A Sun journalist cleared yesterday by the Met Police after being arrested for handing stolen goods in relation to a missing mobile phone has described his treatment as "totally over the top and ridiculous".
Chris Pollard, 31, was arrested in September 2012 following an early-morning raid involving nine police officers from the Tuleta computer-hacking inquiry on his London home. He spent nearly a year on police bail on suspicion of handling a stolen mobile phone.
His alleged crime dated back to 2009 when a member of the public called in to The Sun saying they had found a mobile phone in a nightclub.
The individual claimed there were texts and photos on the phone which suggested a married high-profile celebrity was involved in an affair and had behaved inappropriately on BBC premises. The phone later turned out to be reported stolen.
Pollard’s involvement in the story was to write a memo to The Sun newsdesk based on his telephone chat with the woman who had found the phone. Three years later this email memo was apparently turned up by News Corp’s Management and Standards Committee and formed the basis for his arrest.
Another Sun journalist met the woman, collected the phone and later handed it in to police. That individual remains on police bail.
On the morning Pollard was arrested, nine police officers searched his one-bedroom flat in a dawn raid (pre 7am) and carried out a comprehensive search which included rifling through the underwear drawer of his then girlfriend (now wife).
Police took away numerous computers, memory sticks, mobile phones and notepads (which have all yet to be returned) and took him to Lewisham Police station for several hours of questioning before releasing him on police bail.
Pollard told Press Gazette: “I have no problem with the police making arrests when they suspect wrongdoing. But the way they are doing it is totally over the top and ridiculous.

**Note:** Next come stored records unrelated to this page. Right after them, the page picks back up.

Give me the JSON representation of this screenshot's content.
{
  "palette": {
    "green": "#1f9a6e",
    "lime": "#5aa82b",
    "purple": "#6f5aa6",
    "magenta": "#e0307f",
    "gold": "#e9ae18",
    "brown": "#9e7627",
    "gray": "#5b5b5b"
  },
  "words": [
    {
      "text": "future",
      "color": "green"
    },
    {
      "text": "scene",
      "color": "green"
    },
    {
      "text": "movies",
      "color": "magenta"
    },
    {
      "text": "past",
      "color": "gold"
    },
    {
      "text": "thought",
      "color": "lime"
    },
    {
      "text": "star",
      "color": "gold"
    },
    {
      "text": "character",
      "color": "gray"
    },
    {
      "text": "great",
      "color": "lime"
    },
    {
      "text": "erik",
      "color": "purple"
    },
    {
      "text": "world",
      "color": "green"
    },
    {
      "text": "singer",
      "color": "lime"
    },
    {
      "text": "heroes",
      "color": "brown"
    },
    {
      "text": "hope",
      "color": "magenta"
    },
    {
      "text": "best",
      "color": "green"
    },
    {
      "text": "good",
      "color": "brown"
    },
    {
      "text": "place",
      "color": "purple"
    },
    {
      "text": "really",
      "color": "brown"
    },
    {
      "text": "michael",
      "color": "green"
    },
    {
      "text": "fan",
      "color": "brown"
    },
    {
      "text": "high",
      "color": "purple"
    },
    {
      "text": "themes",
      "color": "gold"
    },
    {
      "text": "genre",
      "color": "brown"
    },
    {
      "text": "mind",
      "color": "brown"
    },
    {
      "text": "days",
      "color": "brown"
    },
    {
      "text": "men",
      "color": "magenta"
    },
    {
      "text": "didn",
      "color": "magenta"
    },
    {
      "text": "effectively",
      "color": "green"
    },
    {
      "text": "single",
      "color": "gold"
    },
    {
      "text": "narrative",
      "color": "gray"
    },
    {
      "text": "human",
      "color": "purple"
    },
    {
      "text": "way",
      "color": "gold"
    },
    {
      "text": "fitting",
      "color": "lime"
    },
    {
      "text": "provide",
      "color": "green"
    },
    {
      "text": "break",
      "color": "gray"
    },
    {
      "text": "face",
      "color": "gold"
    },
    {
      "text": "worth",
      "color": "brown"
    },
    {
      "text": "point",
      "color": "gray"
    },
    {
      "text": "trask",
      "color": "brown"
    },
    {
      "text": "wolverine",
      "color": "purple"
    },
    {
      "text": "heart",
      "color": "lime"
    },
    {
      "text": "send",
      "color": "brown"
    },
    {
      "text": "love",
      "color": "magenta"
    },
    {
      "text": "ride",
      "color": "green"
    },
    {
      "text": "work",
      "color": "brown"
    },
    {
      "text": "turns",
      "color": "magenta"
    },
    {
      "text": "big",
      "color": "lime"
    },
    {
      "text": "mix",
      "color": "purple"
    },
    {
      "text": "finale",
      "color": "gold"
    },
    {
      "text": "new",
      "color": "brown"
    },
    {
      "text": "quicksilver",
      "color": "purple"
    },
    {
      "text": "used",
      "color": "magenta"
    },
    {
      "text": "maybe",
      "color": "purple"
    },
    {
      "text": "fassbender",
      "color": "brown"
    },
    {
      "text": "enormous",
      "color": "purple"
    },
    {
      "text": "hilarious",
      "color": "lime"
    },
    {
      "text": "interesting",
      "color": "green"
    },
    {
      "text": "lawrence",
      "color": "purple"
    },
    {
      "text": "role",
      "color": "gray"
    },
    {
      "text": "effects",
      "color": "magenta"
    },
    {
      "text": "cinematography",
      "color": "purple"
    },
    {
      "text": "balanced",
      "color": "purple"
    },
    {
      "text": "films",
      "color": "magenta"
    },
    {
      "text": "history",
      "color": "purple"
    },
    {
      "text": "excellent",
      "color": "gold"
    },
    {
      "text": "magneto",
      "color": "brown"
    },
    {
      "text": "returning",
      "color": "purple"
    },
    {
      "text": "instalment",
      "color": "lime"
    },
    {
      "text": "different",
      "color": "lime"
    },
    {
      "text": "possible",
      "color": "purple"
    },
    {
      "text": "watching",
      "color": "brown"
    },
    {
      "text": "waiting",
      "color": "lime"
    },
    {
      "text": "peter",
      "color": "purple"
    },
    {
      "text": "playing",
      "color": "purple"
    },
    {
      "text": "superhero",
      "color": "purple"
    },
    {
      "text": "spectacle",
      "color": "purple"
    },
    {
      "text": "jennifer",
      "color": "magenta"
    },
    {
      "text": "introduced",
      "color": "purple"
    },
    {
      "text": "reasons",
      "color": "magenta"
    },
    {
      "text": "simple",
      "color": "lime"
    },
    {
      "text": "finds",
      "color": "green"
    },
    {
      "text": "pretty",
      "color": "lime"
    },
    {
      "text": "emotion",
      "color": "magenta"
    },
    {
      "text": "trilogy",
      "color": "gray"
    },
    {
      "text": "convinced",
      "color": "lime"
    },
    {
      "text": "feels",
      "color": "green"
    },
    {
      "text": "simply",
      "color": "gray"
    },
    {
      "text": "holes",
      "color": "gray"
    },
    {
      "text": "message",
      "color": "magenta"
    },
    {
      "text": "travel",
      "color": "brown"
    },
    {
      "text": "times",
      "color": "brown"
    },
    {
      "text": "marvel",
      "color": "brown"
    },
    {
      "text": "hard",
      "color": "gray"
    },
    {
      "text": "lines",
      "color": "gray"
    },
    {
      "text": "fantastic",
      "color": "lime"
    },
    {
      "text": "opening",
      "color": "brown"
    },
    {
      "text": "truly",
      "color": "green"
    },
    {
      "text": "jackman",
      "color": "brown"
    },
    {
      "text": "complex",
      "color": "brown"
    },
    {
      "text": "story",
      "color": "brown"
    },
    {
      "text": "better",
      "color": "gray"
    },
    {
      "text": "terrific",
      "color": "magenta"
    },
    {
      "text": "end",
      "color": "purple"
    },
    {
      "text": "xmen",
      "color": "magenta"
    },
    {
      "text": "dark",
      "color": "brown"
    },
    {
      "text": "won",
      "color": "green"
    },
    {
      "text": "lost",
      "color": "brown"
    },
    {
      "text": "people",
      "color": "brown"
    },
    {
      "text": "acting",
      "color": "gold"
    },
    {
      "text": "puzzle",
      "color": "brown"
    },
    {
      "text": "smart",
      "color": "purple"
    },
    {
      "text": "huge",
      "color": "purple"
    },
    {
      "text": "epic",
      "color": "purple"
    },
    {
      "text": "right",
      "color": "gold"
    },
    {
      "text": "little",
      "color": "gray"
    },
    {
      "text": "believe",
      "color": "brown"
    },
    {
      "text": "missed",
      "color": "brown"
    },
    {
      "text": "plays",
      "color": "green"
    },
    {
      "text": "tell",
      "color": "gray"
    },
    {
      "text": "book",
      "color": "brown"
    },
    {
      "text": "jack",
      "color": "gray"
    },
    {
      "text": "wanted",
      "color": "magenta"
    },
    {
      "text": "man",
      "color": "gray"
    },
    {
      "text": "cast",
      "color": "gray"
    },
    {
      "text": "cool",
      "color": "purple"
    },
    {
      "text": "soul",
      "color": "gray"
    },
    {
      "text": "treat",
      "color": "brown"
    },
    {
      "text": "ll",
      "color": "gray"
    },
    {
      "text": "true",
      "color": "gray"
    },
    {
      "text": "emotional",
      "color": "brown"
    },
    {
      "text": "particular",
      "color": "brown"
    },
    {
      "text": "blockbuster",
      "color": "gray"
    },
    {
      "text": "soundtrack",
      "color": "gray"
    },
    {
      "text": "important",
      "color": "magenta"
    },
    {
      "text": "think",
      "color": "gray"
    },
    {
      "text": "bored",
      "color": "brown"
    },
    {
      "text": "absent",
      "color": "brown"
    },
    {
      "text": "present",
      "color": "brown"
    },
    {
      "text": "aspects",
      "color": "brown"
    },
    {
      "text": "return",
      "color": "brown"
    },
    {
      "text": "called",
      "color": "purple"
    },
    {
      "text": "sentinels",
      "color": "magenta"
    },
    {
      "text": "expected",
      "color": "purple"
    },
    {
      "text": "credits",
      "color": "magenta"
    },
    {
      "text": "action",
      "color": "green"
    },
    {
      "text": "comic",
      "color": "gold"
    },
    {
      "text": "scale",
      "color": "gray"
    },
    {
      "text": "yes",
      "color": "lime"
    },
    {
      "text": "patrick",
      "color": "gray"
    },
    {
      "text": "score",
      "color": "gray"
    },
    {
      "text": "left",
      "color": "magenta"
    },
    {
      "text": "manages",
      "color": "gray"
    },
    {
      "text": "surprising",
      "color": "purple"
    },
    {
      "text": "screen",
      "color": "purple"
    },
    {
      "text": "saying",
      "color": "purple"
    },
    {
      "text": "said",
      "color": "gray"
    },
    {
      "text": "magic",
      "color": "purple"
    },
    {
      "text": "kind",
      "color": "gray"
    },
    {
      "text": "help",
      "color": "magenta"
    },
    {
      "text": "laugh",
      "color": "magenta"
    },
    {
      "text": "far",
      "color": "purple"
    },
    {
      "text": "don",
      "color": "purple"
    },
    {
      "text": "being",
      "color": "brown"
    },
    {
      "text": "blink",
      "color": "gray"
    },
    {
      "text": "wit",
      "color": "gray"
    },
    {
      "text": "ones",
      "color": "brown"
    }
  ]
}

“You don’t need to send nine police officers at dawn to a journalist’s house because you suspect them of handling a stolen mobile phone.
“No-one else suspected of committing these sorts of crimes would get that sort or reaction. It must be costing them a fortune.
“Nine officers is the entire police force of somewhere like Bexhill, you can’t justify it.
“We are white collar workers, we are not going to do a bunk with the evidence and head over to Peru.
“I think operations Elveden [into payments to public officials] and Tuleta will turn out to be an almost total disaster for the police.”
Far from handling the stolen device, Pollard contends that he never even set eyes on it.
Pollard’s case is similar to that of Sun reporter Rhodri Phillips, who was arrested on 19 July 2012 by police on the Operation Tuleta inquiry and cleared last week.
Press Gazette understands that Phillips was asked to send a memo to the newsdesk about information found on an MP’s mobile phone which was said to have been found on a train in 2010. It later turned out to have been stolen.
Like Pollard, Phillips never ever saw the mobile he was accused of handling. And like Pollard, Phillips' arrest is also understood to stem from information being handed over to the police by News Corp's own Management and Standards Committee.
A separate civil claim for damages of £50,000 has been filed in connection with the stolen mobile involved in the Pollard case. The owner of the phone has sought damages for breach of confidence and misuse of private information.